Considering these properties of the BypassShuffleMergeSort, it is beneficial to use only in certain situations: There is no point in opening a separate output file for each partition if a map-side combiner and aggregation is specified for the shuffle. In this case only one record would be written to each file. More importantly, it is reasonable to use the BypassMergeSort only for shuffling a small (whatever that means) number of partitions as we have a large overhead for each partition.

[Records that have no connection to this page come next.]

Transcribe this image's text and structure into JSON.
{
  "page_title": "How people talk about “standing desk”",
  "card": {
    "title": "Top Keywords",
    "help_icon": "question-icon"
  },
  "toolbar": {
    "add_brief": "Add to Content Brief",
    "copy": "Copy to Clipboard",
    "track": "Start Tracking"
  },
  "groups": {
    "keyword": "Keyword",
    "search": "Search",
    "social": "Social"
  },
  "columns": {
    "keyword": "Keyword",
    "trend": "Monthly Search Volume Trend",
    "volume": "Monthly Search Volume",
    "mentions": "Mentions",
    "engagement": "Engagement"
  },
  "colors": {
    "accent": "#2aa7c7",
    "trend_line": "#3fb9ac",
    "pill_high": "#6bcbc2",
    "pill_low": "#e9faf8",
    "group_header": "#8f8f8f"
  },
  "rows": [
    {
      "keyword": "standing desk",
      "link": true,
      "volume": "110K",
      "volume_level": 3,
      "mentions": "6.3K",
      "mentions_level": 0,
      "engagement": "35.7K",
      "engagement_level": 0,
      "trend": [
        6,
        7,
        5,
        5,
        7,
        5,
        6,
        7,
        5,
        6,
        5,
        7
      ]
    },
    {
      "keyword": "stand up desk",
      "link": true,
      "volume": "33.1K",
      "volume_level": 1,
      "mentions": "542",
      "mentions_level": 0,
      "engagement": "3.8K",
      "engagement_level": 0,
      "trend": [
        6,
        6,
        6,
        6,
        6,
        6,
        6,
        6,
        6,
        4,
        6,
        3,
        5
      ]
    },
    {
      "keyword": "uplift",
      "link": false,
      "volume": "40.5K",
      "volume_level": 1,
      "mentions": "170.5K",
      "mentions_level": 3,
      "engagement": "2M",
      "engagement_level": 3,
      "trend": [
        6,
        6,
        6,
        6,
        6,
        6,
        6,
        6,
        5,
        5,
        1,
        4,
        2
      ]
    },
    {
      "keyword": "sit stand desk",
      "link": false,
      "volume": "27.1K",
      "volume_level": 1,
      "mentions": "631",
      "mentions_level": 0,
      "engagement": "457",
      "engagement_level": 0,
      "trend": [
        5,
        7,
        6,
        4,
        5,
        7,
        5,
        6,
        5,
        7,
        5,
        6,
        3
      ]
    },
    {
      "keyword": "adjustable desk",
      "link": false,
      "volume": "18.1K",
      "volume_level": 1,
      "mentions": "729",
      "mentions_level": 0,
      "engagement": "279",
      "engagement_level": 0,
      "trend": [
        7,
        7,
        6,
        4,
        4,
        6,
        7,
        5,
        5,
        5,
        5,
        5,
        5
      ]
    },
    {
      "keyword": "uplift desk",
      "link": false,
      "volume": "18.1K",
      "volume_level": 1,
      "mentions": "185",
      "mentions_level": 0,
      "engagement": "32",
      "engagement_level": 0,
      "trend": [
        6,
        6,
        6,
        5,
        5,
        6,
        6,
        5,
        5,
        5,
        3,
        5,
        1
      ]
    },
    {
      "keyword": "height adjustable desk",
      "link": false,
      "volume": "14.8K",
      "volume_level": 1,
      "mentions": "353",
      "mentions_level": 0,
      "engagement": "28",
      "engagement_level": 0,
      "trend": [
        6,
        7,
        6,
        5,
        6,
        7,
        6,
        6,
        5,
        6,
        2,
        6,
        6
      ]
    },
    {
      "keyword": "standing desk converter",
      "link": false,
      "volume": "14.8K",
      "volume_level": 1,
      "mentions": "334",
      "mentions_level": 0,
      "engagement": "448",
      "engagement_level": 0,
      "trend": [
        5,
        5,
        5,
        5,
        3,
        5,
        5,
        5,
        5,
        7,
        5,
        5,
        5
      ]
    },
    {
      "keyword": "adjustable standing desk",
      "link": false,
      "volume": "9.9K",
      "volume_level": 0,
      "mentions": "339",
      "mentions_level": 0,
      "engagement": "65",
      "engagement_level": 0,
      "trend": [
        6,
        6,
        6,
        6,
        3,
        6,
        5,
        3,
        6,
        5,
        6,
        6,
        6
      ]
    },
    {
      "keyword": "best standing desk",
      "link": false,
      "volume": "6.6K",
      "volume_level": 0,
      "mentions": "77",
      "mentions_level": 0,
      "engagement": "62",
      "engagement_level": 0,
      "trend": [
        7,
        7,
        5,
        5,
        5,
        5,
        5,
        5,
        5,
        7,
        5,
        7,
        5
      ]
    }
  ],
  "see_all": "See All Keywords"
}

That brings us straight to the pre-conditions that need to be met in order for the hash-shuffle to be chosen by the ShuffleManager:

  1. No map-side combine & aggregation
  2. Small number of partitions: The number of output partitions of a shuffle is less or equal than the configuration parameter spark.shuffle.sort.bypassMergeThreshold.

What can we configure?

There are some configuration parameters that can be adjusted to influence the behavior of the hash-shuffle:

  1. spark.shuffle.sort.bypassMergeThreshold (default: 200): Only if the number of output partitions is smaller that the specified threshold, BypassMergeSortShuffleWriter will be used for the shuffle.
  2. spark.shuffle.file.buffer (default: 32k): This configuration specifies the memory buffer allocated by every output stream. A buffer of this size will be allocated for every partition.
  3. spark.file.transferTo (default: false): Whether the java.nio.channels.transferTo method should be used. This method - dependent on its implementation - enables to copy data between files using direct memory access (DMA).

Conclusion

The goal of a shuffle writer implementation is to create a partitioned map output file so that the subsequent stage can fetch relevant data. The BypassMergeSortShuffleWriter is one of three implementations and - as the name suggests - bypasses the merge sort that is performed by the alternative shuffle strategies. It is based on a very simple approach of opening a file for every output partition and commits records respectively. This approach certainly has its limitations and is beneficial to use merely in a limited set of use cases. The main drawback is that a buffer of a fixed size is allocated in memory for every output partition which makes it unfeasible to be used with many partitions. For a small number of partitions it might, however, be a good choice as it removes work for sorting records from the CPU and potentially even the final copying of files. Therefore, the BypassMergeSortShuffleWriter can be seen as highly specialized optimization for a very specific shuffle use case - in contrast to its actual origin of being an early and naive implementation.